Vicuñas are the smallest of camelids and live in the wild in small family groups, high in the Andes, sleeping in the hills and grazing on the lower plains. With protection from the World Wildlife Foundation since the 1990’s, their plundered stocks have regenerated and the wild herds are once again being sheared. Each fleece yields only around 400 gms
The fleece consists of a double coat – the coarser guard hair and the coveted under fleece–a honey coloured down that has developed to keep the warmth in and the driving wind and snow out.
The most valuable fabric in the world–softer, lighter and warmer than any other, commanding prices three times as high as cashmere; only the best mills in the world are capable of working the gossamer fibre. vicuña fabric looks like fine wool and feels like silky mohair, making it suitable for clothing and for blankets, rugs, wall hangings.

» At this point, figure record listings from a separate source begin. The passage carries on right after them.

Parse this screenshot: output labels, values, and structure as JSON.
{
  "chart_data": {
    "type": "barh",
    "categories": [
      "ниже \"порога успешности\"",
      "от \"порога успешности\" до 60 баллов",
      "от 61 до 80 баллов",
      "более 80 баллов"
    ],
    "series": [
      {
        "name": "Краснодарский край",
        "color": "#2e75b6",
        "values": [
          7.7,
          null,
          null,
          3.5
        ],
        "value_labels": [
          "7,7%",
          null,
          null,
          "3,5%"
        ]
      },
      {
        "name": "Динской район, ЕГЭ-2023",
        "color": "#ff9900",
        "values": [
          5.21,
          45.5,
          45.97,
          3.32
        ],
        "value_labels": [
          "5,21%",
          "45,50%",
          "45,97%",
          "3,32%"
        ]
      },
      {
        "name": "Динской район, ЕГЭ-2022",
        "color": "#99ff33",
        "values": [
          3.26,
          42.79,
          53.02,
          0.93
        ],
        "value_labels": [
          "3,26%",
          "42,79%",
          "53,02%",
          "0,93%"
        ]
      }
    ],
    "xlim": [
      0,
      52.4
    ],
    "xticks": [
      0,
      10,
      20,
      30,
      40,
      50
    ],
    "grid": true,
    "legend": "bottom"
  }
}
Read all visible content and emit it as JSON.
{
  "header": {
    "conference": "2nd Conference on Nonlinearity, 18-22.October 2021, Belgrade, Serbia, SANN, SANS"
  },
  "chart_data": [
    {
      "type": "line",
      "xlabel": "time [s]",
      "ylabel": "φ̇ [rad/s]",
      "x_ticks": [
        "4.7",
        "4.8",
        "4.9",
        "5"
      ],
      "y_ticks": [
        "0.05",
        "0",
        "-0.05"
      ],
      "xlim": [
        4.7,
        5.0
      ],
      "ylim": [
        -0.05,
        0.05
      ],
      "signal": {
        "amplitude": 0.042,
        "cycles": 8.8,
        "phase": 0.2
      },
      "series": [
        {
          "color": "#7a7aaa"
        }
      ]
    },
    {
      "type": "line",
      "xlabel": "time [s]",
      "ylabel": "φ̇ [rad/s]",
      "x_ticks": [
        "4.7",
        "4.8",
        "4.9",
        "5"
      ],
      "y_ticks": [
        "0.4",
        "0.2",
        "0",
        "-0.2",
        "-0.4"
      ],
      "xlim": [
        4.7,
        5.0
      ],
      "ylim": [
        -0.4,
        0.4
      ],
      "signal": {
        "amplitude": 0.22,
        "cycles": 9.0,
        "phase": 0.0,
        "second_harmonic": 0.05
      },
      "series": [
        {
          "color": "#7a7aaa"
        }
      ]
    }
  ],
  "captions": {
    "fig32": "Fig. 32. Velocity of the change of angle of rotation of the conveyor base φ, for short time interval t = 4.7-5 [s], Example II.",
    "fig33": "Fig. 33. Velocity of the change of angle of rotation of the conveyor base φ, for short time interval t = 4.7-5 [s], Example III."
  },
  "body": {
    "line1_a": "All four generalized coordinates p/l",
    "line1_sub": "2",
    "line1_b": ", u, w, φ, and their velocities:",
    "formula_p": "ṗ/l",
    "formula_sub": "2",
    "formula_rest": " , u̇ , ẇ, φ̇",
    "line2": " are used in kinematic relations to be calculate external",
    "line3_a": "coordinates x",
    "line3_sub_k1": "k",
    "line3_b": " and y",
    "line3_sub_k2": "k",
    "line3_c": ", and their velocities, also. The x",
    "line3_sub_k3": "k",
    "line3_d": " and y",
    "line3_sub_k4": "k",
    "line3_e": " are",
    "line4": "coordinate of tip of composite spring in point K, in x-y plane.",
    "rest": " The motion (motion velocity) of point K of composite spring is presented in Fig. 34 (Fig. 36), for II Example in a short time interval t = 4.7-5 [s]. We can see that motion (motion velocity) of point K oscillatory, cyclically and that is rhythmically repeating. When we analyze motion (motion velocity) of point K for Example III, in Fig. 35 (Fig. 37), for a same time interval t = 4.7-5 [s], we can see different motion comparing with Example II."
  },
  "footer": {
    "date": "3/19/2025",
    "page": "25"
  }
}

Camelid fibre is not technically wool, it is a hollow fibre with a series of diagonal walls in the centre of the structure which makes it strong and insulating.
Lora Piana, Dormeuil, Holland and Sherry sell clothing and scarves with vicuna and vicuna silk mixes.Vicuña-silk mixed shawls make wonderful bed-throws, and with a lucky charity shop find you can recycle vicuña coats and scarves into cushions.